In Vlaanderen stond Bram Vermeulen vooral bekend als een vanzelfsprekende en gevestigde waarde in de Kleinkunst. De kern van zijn liederen bestond uit sterke doorleefde teksten waarin gevoelens en inzichten over het leven werden bemiddeld, terwijl de muzikale begeleiding van deze liederen, zoals gebruikelijk in het genre, eerder sober was en vooral bedoeld was om de sterktes van de tekst verder te accentueren. Ook de heel eigen en geëngageerde stijl waarop Bram deze liederen op het podium bracht, vaak niet helemaal emotioneel onbewogen en met een overvloed aan lang opengetrokken klanken op het einde van elke regel, maakten zijn werk voor het Vlaamse publiek onmiddellijk herkenbaar als onverdachte Kleinkunst. Zijn Hollands klinkende accent tenslotte - dat voor de gemiddelde Nederlander waarschijnlijk amper hoorbaar is - droeg net als de regionaal verankerde dialectzang van enkele van zijn genregenoten, bij tot een toegevoegde authenticiteit. Het geheel leidde er toe dat de populariteit van Bram Vermeulen van bij de start van zijn Kleinkunstcarrière begin jaren ’90 enkel maar in stijgende lijn is gegaan. Vrijwel alle optredens in kleine parochiezalen doorheen het land, maar ook in de grote schouwburgen waren telkens volledig uitverkocht en oogsten moeiteloos evenveel waardering als het werk van gevestigde grootheden in het vak. Voor de Vlamingen maakte Bram Vermeulen integraal deel uit van het genre en een aantal van zijn liederen als 'Rode Wijn' of 'De Steen' worden tot op vandaag als klassiekers beschouwd die terug te vinden zijn op de meeste Kleinkunst verzamelalbums. Daarbij horen ironisch genoeg ook enkele liederen als 'Politiek' en 'Pauline' die uit de minder succesvolle eerdere popcarrière van Bram Vermeulen stammen, maar latere in kleinkunstversie door hem werden hernomen.
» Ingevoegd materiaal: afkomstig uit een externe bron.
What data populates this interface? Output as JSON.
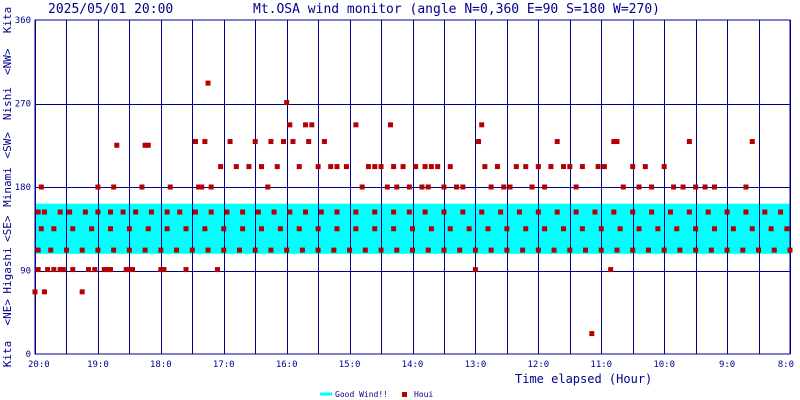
{
  "header": {
    "datetime": "2025/05/01 20:00",
    "title": "Mt.OSA wind monitor (angle N=0,360 E=90 S=180 W=270)"
  },
  "chart_data": {
    "type": "scatter",
    "title": "Mt.OSA wind monitor (angle N=0,360 E=90 S=180 W=270)",
    "xlabel": "Time elapsed (Hour)",
    "ylabel": "",
    "ylim": [
      0,
      360
    ],
    "xlim": [
      20,
      8
    ],
    "x_ticks": [
      "20:0",
      "19:0",
      "18:0",
      "17:0",
      "16:0",
      "15:0",
      "14:0",
      "13:0",
      "12:0",
      "11:0",
      "10:0",
      "9:0",
      "8:0"
    ],
    "y_ticks": [
      "0",
      "90",
      "180",
      "270",
      "360"
    ],
    "y_direction_labels": [
      "Kita",
      "<NE>",
      "Higashi",
      "<SE>",
      "Minami",
      "<SW>",
      "Nishi",
      "<NW>",
      "Kita"
    ],
    "grid": true,
    "legend_position": "bottom-center",
    "good_wind_band": [
      108,
      162
    ],
    "colors": {
      "grid": "#00008b",
      "band": "#00ffff",
      "points": "#b40000",
      "text": "#00008b"
    },
    "series": [
      {
        "name": "Houi",
        "points": [
          [
            20.0,
            67
          ],
          [
            19.95,
            91
          ],
          [
            19.9,
            180
          ],
          [
            19.85,
            67
          ],
          [
            19.8,
            91
          ],
          [
            19.7,
            91
          ],
          [
            19.6,
            91
          ],
          [
            19.55,
            91
          ],
          [
            19.4,
            91
          ],
          [
            19.25,
            67
          ],
          [
            19.15,
            91
          ],
          [
            19.05,
            91
          ],
          [
            19.0,
            180
          ],
          [
            18.9,
            91
          ],
          [
            18.85,
            91
          ],
          [
            18.8,
            91
          ],
          [
            18.75,
            180
          ],
          [
            18.7,
            225
          ],
          [
            18.55,
            91
          ],
          [
            18.5,
            91
          ],
          [
            18.45,
            91
          ],
          [
            18.3,
            180
          ],
          [
            18.25,
            225
          ],
          [
            18.2,
            225
          ],
          [
            18.0,
            91
          ],
          [
            17.95,
            91
          ],
          [
            17.85,
            180
          ],
          [
            17.6,
            91
          ],
          [
            17.45,
            229
          ],
          [
            17.4,
            180
          ],
          [
            17.35,
            180
          ],
          [
            17.3,
            229
          ],
          [
            17.25,
            292
          ],
          [
            17.2,
            180
          ],
          [
            17.1,
            91
          ],
          [
            17.05,
            202
          ],
          [
            16.9,
            229
          ],
          [
            16.8,
            202
          ],
          [
            16.6,
            202
          ],
          [
            16.5,
            229
          ],
          [
            16.4,
            202
          ],
          [
            16.3,
            180
          ],
          [
            16.25,
            229
          ],
          [
            16.15,
            202
          ],
          [
            16.05,
            229
          ],
          [
            16.0,
            271
          ],
          [
            15.95,
            247
          ],
          [
            15.9,
            229
          ],
          [
            15.8,
            202
          ],
          [
            15.7,
            247
          ],
          [
            15.65,
            229
          ],
          [
            15.6,
            247
          ],
          [
            15.5,
            202
          ],
          [
            15.4,
            229
          ],
          [
            15.3,
            202
          ],
          [
            15.2,
            202
          ],
          [
            15.05,
            202
          ],
          [
            14.9,
            247
          ],
          [
            14.8,
            180
          ],
          [
            14.7,
            202
          ],
          [
            14.6,
            202
          ],
          [
            14.5,
            202
          ],
          [
            14.4,
            180
          ],
          [
            14.35,
            247
          ],
          [
            14.3,
            202
          ],
          [
            14.25,
            180
          ],
          [
            14.15,
            202
          ],
          [
            14.05,
            180
          ],
          [
            13.95,
            202
          ],
          [
            13.85,
            180
          ],
          [
            13.8,
            202
          ],
          [
            13.75,
            180
          ],
          [
            13.7,
            202
          ],
          [
            13.6,
            202
          ],
          [
            13.5,
            180
          ],
          [
            13.4,
            202
          ],
          [
            13.3,
            180
          ],
          [
            13.2,
            180
          ],
          [
            13.0,
            91
          ],
          [
            12.95,
            229
          ],
          [
            12.9,
            247
          ],
          [
            12.85,
            202
          ],
          [
            12.75,
            180
          ],
          [
            12.65,
            202
          ],
          [
            12.55,
            180
          ],
          [
            12.45,
            180
          ],
          [
            12.35,
            202
          ],
          [
            12.2,
            202
          ],
          [
            12.1,
            180
          ],
          [
            12.0,
            202
          ],
          [
            11.9,
            180
          ],
          [
            11.8,
            202
          ],
          [
            11.7,
            229
          ],
          [
            11.6,
            202
          ],
          [
            11.5,
            202
          ],
          [
            11.4,
            180
          ],
          [
            11.3,
            202
          ],
          [
            11.15,
            22
          ],
          [
            11.05,
            202
          ],
          [
            10.95,
            202
          ],
          [
            10.85,
            91
          ],
          [
            10.8,
            229
          ],
          [
            10.75,
            229
          ],
          [
            10.65,
            180
          ],
          [
            10.5,
            202
          ],
          [
            10.4,
            180
          ],
          [
            10.3,
            202
          ],
          [
            10.2,
            180
          ],
          [
            10.0,
            202
          ],
          [
            9.85,
            180
          ],
          [
            9.7,
            180
          ],
          [
            9.6,
            229
          ],
          [
            9.5,
            180
          ],
          [
            9.35,
            180
          ],
          [
            9.2,
            180
          ],
          [
            8.7,
            180
          ],
          [
            8.6,
            229
          ],
          [
            19.95,
            153
          ],
          [
            19.85,
            153
          ],
          [
            19.6,
            153
          ],
          [
            19.45,
            153
          ],
          [
            19.2,
            153
          ],
          [
            19.0,
            153
          ],
          [
            18.8,
            153
          ],
          [
            18.6,
            153
          ],
          [
            18.4,
            153
          ],
          [
            18.15,
            153
          ],
          [
            17.9,
            153
          ],
          [
            17.7,
            153
          ],
          [
            17.45,
            153
          ],
          [
            17.2,
            153
          ],
          [
            16.95,
            153
          ],
          [
            16.7,
            153
          ],
          [
            16.45,
            153
          ],
          [
            16.2,
            153
          ],
          [
            15.95,
            153
          ],
          [
            15.7,
            153
          ],
          [
            15.45,
            153
          ],
          [
            15.2,
            153
          ],
          [
            14.9,
            153
          ],
          [
            14.6,
            153
          ],
          [
            14.3,
            153
          ],
          [
            14.05,
            153
          ],
          [
            13.8,
            153
          ],
          [
            13.5,
            153
          ],
          [
            13.2,
            153
          ],
          [
            12.9,
            153
          ],
          [
            12.6,
            153
          ],
          [
            12.3,
            153
          ],
          [
            12.0,
            153
          ],
          [
            11.7,
            153
          ],
          [
            11.4,
            153
          ],
          [
            11.1,
            153
          ],
          [
            10.8,
            153
          ],
          [
            10.5,
            153
          ],
          [
            10.2,
            153
          ],
          [
            9.9,
            153
          ],
          [
            9.6,
            153
          ],
          [
            9.3,
            153
          ],
          [
            9.0,
            153
          ],
          [
            8.7,
            153
          ],
          [
            8.4,
            153
          ],
          [
            8.15,
            153
          ],
          [
            19.9,
            135
          ],
          [
            19.7,
            135
          ],
          [
            19.4,
            135
          ],
          [
            19.1,
            135
          ],
          [
            18.8,
            135
          ],
          [
            18.5,
            135
          ],
          [
            18.2,
            135
          ],
          [
            17.9,
            135
          ],
          [
            17.6,
            135
          ],
          [
            17.3,
            135
          ],
          [
            17.0,
            135
          ],
          [
            16.7,
            135
          ],
          [
            16.4,
            135
          ],
          [
            16.1,
            135
          ],
          [
            15.8,
            135
          ],
          [
            15.5,
            135
          ],
          [
            15.2,
            135
          ],
          [
            14.9,
            135
          ],
          [
            14.6,
            135
          ],
          [
            14.3,
            135
          ],
          [
            14.0,
            135
          ],
          [
            13.7,
            135
          ],
          [
            13.4,
            135
          ],
          [
            13.1,
            135
          ],
          [
            12.8,
            135
          ],
          [
            12.5,
            135
          ],
          [
            12.2,
            135
          ],
          [
            11.9,
            135
          ],
          [
            11.6,
            135
          ],
          [
            11.3,
            135
          ],
          [
            11.0,
            135
          ],
          [
            10.7,
            135
          ],
          [
            10.4,
            135
          ],
          [
            10.1,
            135
          ],
          [
            9.8,
            135
          ],
          [
            9.5,
            135
          ],
          [
            9.2,
            135
          ],
          [
            8.9,
            135
          ],
          [
            8.6,
            135
          ],
          [
            8.3,
            135
          ],
          [
            8.05,
            135
          ],
          [
            19.95,
            112
          ],
          [
            19.75,
            112
          ],
          [
            19.5,
            112
          ],
          [
            19.25,
            112
          ],
          [
            19.0,
            112
          ],
          [
            18.75,
            112
          ],
          [
            18.5,
            112
          ],
          [
            18.25,
            112
          ],
          [
            18.0,
            112
          ],
          [
            17.75,
            112
          ],
          [
            17.5,
            112
          ],
          [
            17.25,
            112
          ],
          [
            17.0,
            112
          ],
          [
            16.75,
            112
          ],
          [
            16.5,
            112
          ],
          [
            16.25,
            112
          ],
          [
            16.0,
            112
          ],
          [
            15.75,
            112
          ],
          [
            15.5,
            112
          ],
          [
            15.25,
            112
          ],
          [
            15.0,
            112
          ],
          [
            14.75,
            112
          ],
          [
            14.5,
            112
          ],
          [
            14.25,
            112
          ],
          [
            14.0,
            112
          ],
          [
            13.75,
            112
          ],
          [
            13.5,
            112
          ],
          [
            13.25,
            112
          ],
          [
            13.0,
            112
          ],
          [
            12.75,
            112
          ],
          [
            12.5,
            112
          ],
          [
            12.25,
            112
          ],
          [
            12.0,
            112
          ],
          [
            11.75,
            112
          ],
          [
            11.5,
            112
          ],
          [
            11.25,
            112
          ],
          [
            11.0,
            112
          ],
          [
            10.75,
            112
          ],
          [
            10.5,
            112
          ],
          [
            10.25,
            112
          ],
          [
            10.0,
            112
          ],
          [
            9.75,
            112
          ],
          [
            9.5,
            112
          ],
          [
            9.25,
            112
          ],
          [
            9.0,
            112
          ],
          [
            8.75,
            112
          ],
          [
            8.5,
            112
          ],
          [
            8.25,
            112
          ],
          [
            8.0,
            112
          ]
        ]
      }
    ]
  },
  "legend": {
    "items": [
      {
        "label": "Good Wind!!",
        "color": "#00ffff",
        "kind": "line"
      },
      {
        "label": "Houi",
        "color": "#b40000",
        "kind": "square"
      }
    ]
  }
}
Op het moment dat Bram Vermeulen doorbrak in Vlaanderen, had hij als internationaal volleyballer, cabaretier en later als popartiest een lange publieke geschiedenis achter de rug in Nederland. Het Nederlandse publiek heeft hem deze eerdere levens echter nooit helemaal kunnen vergeven. Zo bleef Bram Vermeulen in Nederland zijn leven lang vrijwel uitsluiten bekendstaan als voormalig lid van de cabaretformatie 'Neerlands Hoop', hoewel deze groep reeds in 1979 de boeken neerlegde en de opnames die uit deze periode overblijven ondertussen al erg gedateerd aandoen. Vrijwel elke nieuw project dat Bram Vermeulen in de twee decennia die volgden ondernam werd vergeleken met- en meestal ook afgerekend op zijn passage bij Neerlands Hoop.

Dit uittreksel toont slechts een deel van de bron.